Imperial Tobacco NZ full-year profit jumps 50%

WELLINGTON: Imperial Tobacco New Zealand, the local unit of the UK’s Imperial Brands Plc, posted a 50 percent jump in full-year profit by increasing Australian and domestic sales while keeping a lid on controllable costs.

The maker of cigarette and tobacco brands including Horizon, JPS, Peter Stuyvesant, West and Drum reported profit of $30.7 million in the year ended Sept. 30, from $20 million a year earlier.

Sales rose to $553 million from about $476 million, with the government reaping the largest share by way of excise duty, which rose 17 percent to $376 million. Its tax bill rose 46 percent to about $12 million. Imperial is the nation’s biggest cigarette maker since taking over the British American Tobacco site in Petone in 1999 and spending almost $50 million on a factory upgrade that allowed it to ramp up production to supply the Australian market.
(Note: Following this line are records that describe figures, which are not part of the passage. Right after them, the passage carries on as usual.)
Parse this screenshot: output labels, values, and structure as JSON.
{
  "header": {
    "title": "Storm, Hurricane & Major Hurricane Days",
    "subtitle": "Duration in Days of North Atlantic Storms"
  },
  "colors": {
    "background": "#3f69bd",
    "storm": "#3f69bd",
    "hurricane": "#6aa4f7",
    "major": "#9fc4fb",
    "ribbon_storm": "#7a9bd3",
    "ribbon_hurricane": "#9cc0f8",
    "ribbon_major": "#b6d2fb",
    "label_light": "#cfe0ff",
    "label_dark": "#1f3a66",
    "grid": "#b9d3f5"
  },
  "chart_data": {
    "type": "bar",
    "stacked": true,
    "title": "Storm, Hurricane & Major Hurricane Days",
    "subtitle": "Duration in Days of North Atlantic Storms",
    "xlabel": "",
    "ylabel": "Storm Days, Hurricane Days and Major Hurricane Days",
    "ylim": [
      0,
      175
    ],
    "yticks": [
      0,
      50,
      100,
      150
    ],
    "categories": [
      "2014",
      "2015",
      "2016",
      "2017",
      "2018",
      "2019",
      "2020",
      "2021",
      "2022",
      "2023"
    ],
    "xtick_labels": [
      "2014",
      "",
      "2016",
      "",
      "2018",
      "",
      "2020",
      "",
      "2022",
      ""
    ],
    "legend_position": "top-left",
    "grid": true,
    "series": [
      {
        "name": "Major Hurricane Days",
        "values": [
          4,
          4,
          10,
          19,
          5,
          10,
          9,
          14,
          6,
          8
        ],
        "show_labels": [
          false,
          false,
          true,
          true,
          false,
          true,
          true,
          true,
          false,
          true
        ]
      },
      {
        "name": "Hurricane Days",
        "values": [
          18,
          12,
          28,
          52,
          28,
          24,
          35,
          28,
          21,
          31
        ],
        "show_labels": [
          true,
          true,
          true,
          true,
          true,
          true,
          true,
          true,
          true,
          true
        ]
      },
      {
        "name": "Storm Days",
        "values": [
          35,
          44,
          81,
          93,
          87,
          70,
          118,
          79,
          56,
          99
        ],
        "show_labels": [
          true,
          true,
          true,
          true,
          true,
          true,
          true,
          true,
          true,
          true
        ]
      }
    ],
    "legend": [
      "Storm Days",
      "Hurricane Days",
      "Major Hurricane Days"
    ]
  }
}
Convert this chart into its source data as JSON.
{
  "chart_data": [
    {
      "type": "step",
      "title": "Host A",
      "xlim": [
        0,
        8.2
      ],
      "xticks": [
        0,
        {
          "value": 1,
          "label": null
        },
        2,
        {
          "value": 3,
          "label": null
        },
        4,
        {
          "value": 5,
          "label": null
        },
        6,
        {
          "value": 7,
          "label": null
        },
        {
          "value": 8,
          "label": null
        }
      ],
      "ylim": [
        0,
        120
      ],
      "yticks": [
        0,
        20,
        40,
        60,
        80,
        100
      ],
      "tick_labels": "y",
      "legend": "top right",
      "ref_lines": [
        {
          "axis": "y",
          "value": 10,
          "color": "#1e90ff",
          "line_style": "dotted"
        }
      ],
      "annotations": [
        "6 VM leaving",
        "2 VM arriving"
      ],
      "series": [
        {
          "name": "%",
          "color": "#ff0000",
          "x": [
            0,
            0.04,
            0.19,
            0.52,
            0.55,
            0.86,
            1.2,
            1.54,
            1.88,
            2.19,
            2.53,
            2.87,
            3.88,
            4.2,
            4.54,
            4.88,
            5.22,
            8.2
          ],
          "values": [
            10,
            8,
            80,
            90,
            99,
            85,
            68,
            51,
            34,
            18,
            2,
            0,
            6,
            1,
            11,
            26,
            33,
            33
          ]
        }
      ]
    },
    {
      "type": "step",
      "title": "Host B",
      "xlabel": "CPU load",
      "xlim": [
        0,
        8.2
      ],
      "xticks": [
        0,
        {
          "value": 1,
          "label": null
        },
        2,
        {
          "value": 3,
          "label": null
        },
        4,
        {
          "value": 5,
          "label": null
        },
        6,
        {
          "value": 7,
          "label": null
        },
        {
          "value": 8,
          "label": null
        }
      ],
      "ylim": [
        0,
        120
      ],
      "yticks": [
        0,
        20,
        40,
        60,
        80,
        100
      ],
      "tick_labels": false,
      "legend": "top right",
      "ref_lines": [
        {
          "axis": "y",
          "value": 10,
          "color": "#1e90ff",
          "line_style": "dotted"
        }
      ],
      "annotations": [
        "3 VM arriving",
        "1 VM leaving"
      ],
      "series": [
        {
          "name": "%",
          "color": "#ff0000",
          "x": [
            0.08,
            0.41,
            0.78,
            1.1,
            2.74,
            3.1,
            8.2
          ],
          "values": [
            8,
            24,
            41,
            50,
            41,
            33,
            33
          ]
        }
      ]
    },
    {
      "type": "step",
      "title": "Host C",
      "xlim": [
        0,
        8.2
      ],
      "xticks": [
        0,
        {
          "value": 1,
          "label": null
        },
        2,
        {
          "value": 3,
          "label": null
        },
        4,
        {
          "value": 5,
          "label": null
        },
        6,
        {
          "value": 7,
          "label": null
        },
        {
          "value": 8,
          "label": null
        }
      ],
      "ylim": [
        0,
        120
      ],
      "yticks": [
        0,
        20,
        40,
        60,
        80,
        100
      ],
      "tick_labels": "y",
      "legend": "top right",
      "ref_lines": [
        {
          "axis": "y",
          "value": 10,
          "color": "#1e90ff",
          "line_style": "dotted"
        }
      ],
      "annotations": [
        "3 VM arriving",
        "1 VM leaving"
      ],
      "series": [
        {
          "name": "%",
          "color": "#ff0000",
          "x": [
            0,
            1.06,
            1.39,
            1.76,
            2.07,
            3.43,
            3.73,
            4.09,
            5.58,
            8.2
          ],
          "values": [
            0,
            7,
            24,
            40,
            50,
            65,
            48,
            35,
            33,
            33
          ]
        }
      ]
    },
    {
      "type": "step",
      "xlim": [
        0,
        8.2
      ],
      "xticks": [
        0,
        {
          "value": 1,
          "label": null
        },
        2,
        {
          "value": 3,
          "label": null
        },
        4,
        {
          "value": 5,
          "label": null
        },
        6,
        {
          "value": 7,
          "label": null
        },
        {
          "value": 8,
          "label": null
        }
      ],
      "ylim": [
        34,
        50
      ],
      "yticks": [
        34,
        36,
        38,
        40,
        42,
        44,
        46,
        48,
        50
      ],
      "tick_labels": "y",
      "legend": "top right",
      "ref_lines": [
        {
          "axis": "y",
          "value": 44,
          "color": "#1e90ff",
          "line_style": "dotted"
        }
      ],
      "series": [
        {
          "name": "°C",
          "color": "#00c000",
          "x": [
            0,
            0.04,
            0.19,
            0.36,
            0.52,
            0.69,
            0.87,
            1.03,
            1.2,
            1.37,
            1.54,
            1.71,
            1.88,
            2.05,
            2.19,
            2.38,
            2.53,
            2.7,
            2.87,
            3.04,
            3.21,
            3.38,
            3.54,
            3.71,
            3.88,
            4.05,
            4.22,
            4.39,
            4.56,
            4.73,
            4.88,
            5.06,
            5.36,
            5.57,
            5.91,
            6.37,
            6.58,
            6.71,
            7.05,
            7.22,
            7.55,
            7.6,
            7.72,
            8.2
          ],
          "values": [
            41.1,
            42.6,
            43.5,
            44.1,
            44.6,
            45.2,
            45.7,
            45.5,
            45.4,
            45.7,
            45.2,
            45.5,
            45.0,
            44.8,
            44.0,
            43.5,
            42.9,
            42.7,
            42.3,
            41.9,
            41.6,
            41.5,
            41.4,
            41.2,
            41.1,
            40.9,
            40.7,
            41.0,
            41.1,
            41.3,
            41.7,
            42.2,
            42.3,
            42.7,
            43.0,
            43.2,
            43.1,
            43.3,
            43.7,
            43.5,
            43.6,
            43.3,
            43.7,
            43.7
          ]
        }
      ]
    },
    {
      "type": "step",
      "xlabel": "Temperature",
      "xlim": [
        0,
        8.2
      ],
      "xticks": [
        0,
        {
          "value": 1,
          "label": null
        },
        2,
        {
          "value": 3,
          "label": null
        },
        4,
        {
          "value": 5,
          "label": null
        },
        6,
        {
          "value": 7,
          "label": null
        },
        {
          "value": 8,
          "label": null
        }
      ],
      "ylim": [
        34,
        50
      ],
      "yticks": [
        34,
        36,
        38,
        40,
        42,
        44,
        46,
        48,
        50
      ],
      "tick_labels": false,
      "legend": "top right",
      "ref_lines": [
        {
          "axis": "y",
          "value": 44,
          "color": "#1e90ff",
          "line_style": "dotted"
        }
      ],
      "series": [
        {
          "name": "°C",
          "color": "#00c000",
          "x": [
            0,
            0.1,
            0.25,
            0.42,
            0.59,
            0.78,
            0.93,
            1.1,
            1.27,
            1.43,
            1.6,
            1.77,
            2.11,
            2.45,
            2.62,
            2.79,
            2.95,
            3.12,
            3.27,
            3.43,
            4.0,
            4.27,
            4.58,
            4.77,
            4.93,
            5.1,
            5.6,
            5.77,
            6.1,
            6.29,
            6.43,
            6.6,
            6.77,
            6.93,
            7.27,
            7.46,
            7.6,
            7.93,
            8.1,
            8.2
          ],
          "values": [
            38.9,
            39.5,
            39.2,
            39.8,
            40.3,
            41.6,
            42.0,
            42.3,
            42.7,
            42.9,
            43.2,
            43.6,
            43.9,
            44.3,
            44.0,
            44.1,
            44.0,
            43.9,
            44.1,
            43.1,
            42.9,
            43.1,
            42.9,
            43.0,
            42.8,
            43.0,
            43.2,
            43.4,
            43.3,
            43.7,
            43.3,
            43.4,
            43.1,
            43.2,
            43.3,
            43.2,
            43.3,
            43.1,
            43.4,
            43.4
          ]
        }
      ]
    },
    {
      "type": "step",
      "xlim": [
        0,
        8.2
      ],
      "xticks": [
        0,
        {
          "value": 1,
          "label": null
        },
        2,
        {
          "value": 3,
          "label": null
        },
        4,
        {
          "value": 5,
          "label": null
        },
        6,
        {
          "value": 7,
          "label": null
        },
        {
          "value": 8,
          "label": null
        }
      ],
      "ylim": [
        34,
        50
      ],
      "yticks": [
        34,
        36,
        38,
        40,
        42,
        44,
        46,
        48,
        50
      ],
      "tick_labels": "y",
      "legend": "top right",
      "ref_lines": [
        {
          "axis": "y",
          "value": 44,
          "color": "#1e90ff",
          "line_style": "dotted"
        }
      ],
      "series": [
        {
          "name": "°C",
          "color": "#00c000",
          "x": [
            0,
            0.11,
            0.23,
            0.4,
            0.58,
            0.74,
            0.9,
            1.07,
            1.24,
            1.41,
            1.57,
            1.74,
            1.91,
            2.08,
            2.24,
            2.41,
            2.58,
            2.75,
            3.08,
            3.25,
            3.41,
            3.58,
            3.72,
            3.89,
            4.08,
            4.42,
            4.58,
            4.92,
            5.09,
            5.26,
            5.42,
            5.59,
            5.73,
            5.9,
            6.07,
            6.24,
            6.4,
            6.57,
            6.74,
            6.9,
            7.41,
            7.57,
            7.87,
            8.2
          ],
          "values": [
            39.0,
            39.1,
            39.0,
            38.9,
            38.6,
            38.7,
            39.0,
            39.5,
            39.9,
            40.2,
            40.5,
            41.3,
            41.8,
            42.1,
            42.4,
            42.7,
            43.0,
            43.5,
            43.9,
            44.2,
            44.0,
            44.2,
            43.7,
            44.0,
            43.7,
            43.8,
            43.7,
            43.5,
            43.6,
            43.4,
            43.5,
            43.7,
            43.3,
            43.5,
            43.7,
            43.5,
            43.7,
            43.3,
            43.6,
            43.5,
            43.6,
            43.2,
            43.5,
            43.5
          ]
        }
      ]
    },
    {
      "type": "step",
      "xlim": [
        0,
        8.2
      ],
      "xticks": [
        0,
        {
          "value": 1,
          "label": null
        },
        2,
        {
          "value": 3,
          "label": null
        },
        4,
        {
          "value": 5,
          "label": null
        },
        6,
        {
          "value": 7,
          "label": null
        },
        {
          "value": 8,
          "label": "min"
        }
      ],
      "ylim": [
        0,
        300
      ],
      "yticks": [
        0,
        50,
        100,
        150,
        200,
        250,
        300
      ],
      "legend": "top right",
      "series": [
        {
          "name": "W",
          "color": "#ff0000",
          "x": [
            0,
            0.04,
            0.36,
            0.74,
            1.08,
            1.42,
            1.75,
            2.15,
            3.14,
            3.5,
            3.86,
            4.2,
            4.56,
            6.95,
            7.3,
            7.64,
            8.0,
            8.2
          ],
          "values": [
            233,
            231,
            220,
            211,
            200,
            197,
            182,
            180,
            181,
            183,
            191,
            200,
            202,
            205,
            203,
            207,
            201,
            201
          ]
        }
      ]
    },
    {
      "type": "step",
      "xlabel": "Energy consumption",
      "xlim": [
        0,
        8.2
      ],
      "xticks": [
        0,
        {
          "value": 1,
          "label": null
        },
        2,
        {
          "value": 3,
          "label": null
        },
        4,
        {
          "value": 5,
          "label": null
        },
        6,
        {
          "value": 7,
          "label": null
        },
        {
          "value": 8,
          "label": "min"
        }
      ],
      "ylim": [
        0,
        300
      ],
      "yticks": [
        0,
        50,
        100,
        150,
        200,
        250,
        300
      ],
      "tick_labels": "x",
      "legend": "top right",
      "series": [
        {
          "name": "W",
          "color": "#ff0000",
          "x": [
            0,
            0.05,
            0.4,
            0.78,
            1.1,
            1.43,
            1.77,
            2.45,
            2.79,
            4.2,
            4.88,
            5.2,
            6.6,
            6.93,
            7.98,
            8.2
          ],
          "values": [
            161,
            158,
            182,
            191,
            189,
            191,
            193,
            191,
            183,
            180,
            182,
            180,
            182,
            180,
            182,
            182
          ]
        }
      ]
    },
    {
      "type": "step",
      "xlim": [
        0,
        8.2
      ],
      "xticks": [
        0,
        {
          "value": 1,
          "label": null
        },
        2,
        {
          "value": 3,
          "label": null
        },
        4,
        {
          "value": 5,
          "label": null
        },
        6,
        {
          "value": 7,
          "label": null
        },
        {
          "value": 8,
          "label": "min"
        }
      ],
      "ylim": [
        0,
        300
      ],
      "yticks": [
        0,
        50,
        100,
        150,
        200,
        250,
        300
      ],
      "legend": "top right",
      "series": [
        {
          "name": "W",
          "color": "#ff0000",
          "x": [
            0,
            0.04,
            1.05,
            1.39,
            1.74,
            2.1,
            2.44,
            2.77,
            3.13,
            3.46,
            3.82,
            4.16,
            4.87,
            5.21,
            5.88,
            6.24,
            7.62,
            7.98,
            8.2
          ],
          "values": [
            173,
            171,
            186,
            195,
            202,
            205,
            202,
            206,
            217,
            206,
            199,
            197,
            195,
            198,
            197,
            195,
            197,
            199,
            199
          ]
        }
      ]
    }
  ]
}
“We can make more using the same cost structure,” said marketing manager Brendan Walker. “We keep a keen eye on costs. We’ve increased volumes and market share in both the New Zealand domestic market and export markets.”

Employee costs were little changed in the latest year at $24.6 million, while raw materials and consumables costs rose about 13 percent to $63 million. Other expenses, which weren’t defined, fell 4.8 percent to $38 million. Notes to the accounts show expenses included about $8.2 million for “display payments and trade incentives”, little changed from a year earlier, and related party fees of $14.7 million, up from $14.5 million.

The local company remits all surplus cash to its parent, which it also relies on for funding, at an arms-length interest rate of 5.61 percent, the accounts show. Loans from related parties stood at $42.8 million at Sept. 30, down from $60.4 million a year earlier.

Walker declined to comment on the potential of plain packaging being introduced in New Zealand. Like other tobacco companies, Imperial has battled the introduction of plain packs in Australia, which Walker called “the Australian experiment” which “from the figures and numbers and evidence I have seen have not been reaching the goals the government has set”.

Instead, Walker says, plain packaging and increases in excise have fuelled the sale of black market tobacco in Australia that has resulted in a loss of government revenue of A$1.4 billion a year. Illegal tobacco accounts for about 15 percent of the Australian market and about 4 percent of New Zealand’s and includes “chop chop loose-leaf tobacco sold in plastic bags, counterfeit and branded products, he said, citing figures collated by anti-smoking groups.